Thursday, September 12, 2013

Having their cake and eating it: Perverse incentives

A friend made an excellent point the other day, upon reading my post about Consumers Union's advocacy for warranties on orthopaedic devices.

"The thing about CU and the warranty struck me hard as a revelation. We in the health care field are brainwashed into thinking these normal business practices shouldn't apply to medicine, while embracing the idea that the money-making business ideas (like ROI) should apply. But basically it adds up to doctors, administrators, and equipment suppliers having their cake and eating it, too: Getting to apply the positives from business, while avoiding the negatives which apply in all other industries, like guarantees of your work."

The big costly examples are obvious:  An alliance among the three groups (doctors, administrators, and equipment suppliers) to install a surgical robot or a proton beam machine to gain market share, but take no responsibility for determining clinical efficacy or adverse impacts or overall inflation of medical costs.

But as my friend points out, the small, ongoing ones are equally obvious.  Orthopaedic devices that regularly fail after installation in human bodies, with no recourse to the suppliers, and no adverse consequences for the hospitals or doctors that have used them without insisting on warranties.  Ditto for minimally invasive surgical equipment, which is notorious for failing after normal cleaning and sterilization processes.

You would think that the payers--Medicare, Medicaid, and private insurers--would step in, but they are complicit or oblivious.  You would think that the group purchasing organizations would step in, but they, too, are complicit or oblivious.  Maybe they are motivated by the implicit or explicit kick-backs they get by favoring certain suppliers.


Anonymous said...

The very fact that until now, no one thought to ask for a warranty on a medical device, which would be normal practice elsewhere - and that the idea came from a consumer oriented group outside the industry - tells us how cowed we have all been by the magical, shaman-like aspects of medicine, into being grateful for a positive outcome but too forgiving of a negative one. This has applied not only to the public but to thought leaders within the industry.

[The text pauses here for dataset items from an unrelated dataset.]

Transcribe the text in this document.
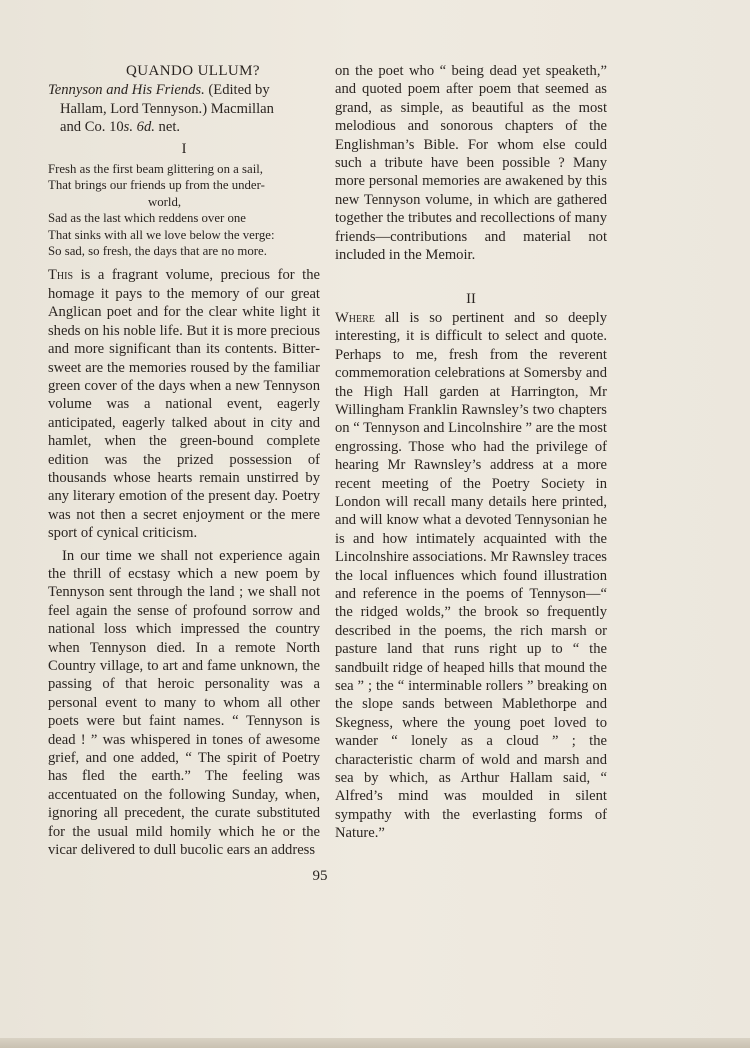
QUANDO ULLUM?
Tennyson and His Friends. (Edited by
Hallam, Lord Tennyson.) Macmillan
and Co. 10s. 6d. net.
I
Fresh as the first beam glittering on a sail,
That brings our friends up from the under-
world,
Sad as the last which reddens over one
That sinks with all we love below the verge:
So sad, so fresh, the days that are no more.

This is a fragrant volume, precious for the homage it pays to the memory of our great Anglican poet and for the clear white light it sheds on his noble life. But it is more precious and more significant than its contents. Bitter-sweet are the memories roused by the familiar green cover of the days when a new Tennyson volume was a national event, eagerly anticipated, eagerly talked about in city and hamlet, when the green-bound complete edition was the prized possession of thousands whose hearts remain unstirred by any literary emotion of the present day. Poetry was not then a secret enjoyment or the mere sport of cynical criticism.

In our time we shall not experience again the thrill of ecstasy which a new poem by Tennyson sent through the land ; we shall not feel again the sense of profound sorrow and national loss which impressed the country when Tennyson died. In a remote North Country village, to art and fame unknown, the passing of that heroic personality was a personal event to many to whom all other poets were but faint names. “ Tennyson is dead ! ” was whispered in tones of awesome grief, and one added, “ The spirit of Poetry has fled the earth.” The feeling was accentuated on the following Sunday, when, ignoring all precedent, the curate substituted for the usual mild homily which he or the vicar delivered to dull bucolic ears an address

on the poet who “ being dead yet speaketh,” and quoted poem after poem that seemed as grand, as simple, as beautiful as the most melodious and sonorous chapters of the Englishman’s Bible. For whom else could such a tribute have been possible ? Many more personal memories are awakened by this new Tennyson volume, in which are gathered together the tributes and recollections of many friends—contributions and material not included in the Memoir.

II

Where all is so pertinent and so deeply interesting, it is difficult to select and quote. Perhaps to me, fresh from the reverent commemoration celebrations at Somersby and the High Hall garden at Harrington, Mr Willingham Franklin Rawnsley’s two chapters on “ Tennyson and Lincolnshire ” are the most engrossing. Those who had the privilege of hearing Mr Rawnsley’s address at a more recent meeting of the Poetry Society in London will recall many details here printed, and will know what a devoted Tennysonian he is and how intimately acquainted with the Lincolnshire associations. Mr Rawnsley traces the local influences which found illustration and reference in the poems of Tennyson—“ the ridged wolds,” the brook so frequently described in the poems, the rich marsh or pasture land that runs right up to “ the sandbuilt ridge of heaped hills that mound the sea ” ; the “ interminable rollers ” breaking on the slope sands between Mablethorpe and Skegness, where the young poet loved to wander “ lonely as a cloud ” ; the characteristic charm of wold and marsh and sea by which, as Arthur Hallam said, “ Alfred’s mind was moulded in silent sympathy with the everlasting forms of Nature.”

95
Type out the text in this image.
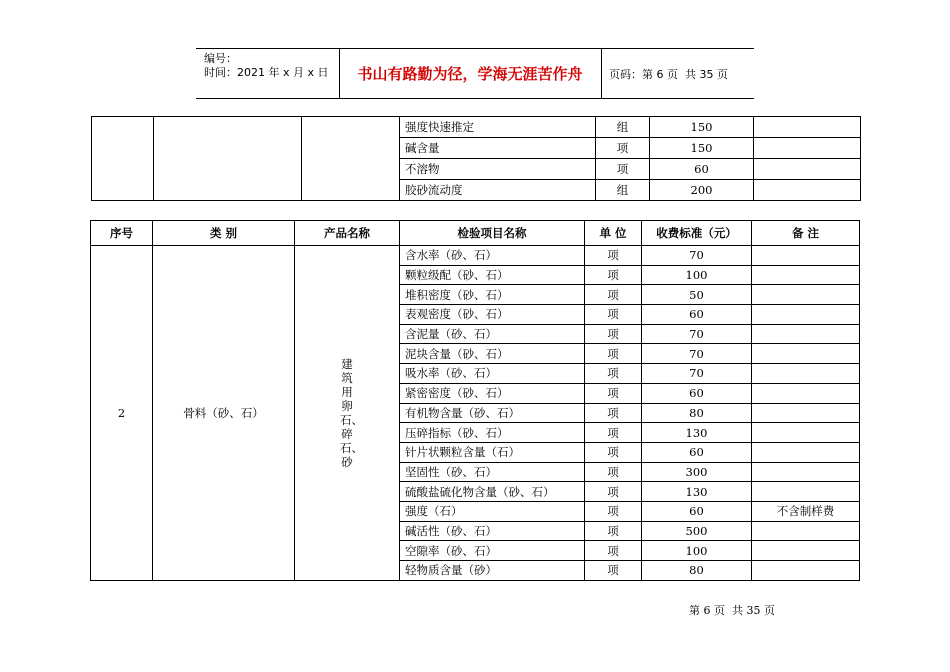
编号：
时间：2021 年 x 月 x 日	书山有路勤为径，学海无涯苦作舟	页码：第 6 页  共 35 页
			强度快速推定	组	150	
			碱含量	项	150	
			不溶物	项	60	
			胶砂流动度	组	200	
序号	类 别	产品名称	检验项目名称	单 位	收费标准（元）	备 注
2	骨料（砂、石）	建筑用卵石、碎石、砂	含水率（砂、石）	项	70	
			颗粒级配（砂、石）	项	100	
			堆积密度（砂、石）	项	50	
			表观密度（砂、石）	项	60	
			含泥量（砂、石）	项	70	
			泥块含量（砂、石）	项	70	
			吸水率（砂、石）	项	70	
			紧密密度（砂、石）	项	60	
			有机物含量（砂、石）	项	80	
			压碎指标（砂、石）	项	130	
			针片状颗粒含量（石）	项	60	
			坚固性（砂、石）	项	300	
			硫酸盐硫化物含量（砂、石）	项	130	
			强度（石）	项	60	不含制样费
			碱活性（砂、石）	项	500	
			空隙率（砂、石）	项	100	
			轻物质含量（砂）	项	80	
第 6 页  共 35 页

Many hospital processes and operations have been subjected to great internal scrutiny for how much money they will save or make for the hospital, while how harmful vs beneficial they are has been completely ignored. This would not happen in any other industry. Time to start making many, many more CU-type demands.

nonlocal MD

Joleen Chambers said...

Can we appeal also to the surgeons/hospitals who implant these devices? Please don't allow institutional risk management to stifle the voice of the harmed patient. The harmed patient is the 'canary in the coal mine' and trusted you with his/her life. Scientific inquiry into the origin of the harm and professional ongoing medical care for the harmed patient is essential. Without this commitment, you are merely an "installer". It is the preventable harm of patients that is so damning.

Anonymous said...

In a post of long ago, you described purchasing a robot for your previous employer. Can you describe the thought process that was involved at the many decision making levels?

Paul Levy said...

Here you go:

akhan13 said...

Glad for this post. I asked you before why you write so much about proton beam therapy, not because I didn't agree with you, but because the acceptance of modalities that are far from cost-effective is so pervasive that I found that particular selection to be curious. I have since done more research and found that PBT is among the worst offenders (as you have been telling us), but as you mention here, our entire sense of cost/value in healthcare is completely absent (or has not been enforced at all through our payors).

Anonymous said...

To answer one of the previous comments.... In any hospital, the purchase of the robot is influenced a little by marketers and administrators and mainly by MDs. In an environment where services may be commoditized MDs choose to bring to the table "something new" mainly to the advantage of their productivity (diversification) with significant moral adversity (I am not paying for the robot and if I don't do this someone else will). Doing so they lobby with their clout (I will bring my patients somewhere else) the purchase of the robot, that is the most useless piece of technology ever invented and the data prove it. More to say... who uses the robot? those who have had no training with other techniques and who would do the operation open at most without referring him/her to the expert. The robot has the fantastic advantage to minimize learning curve for minimally invasive surgery, as a matter of fact. On the contrary, expert surgeons do not find the need to use the robot as someone claims that he/she may be even faster than the robot itself. The company, Intuitive, has recently only attracted as cosmetic testimonials only very skilled but unknown private practice surgeons, as most of so called "academics" (data driven) are still reluctant to use it. The last marketing idea of the company is to state that robotic surgery is better than open when compared to traditional laparoscopy. The responsibilities of the different constituencies are therefore fascinating.... An in the middle, lies the administrator without medical background that trust bona fide the MD.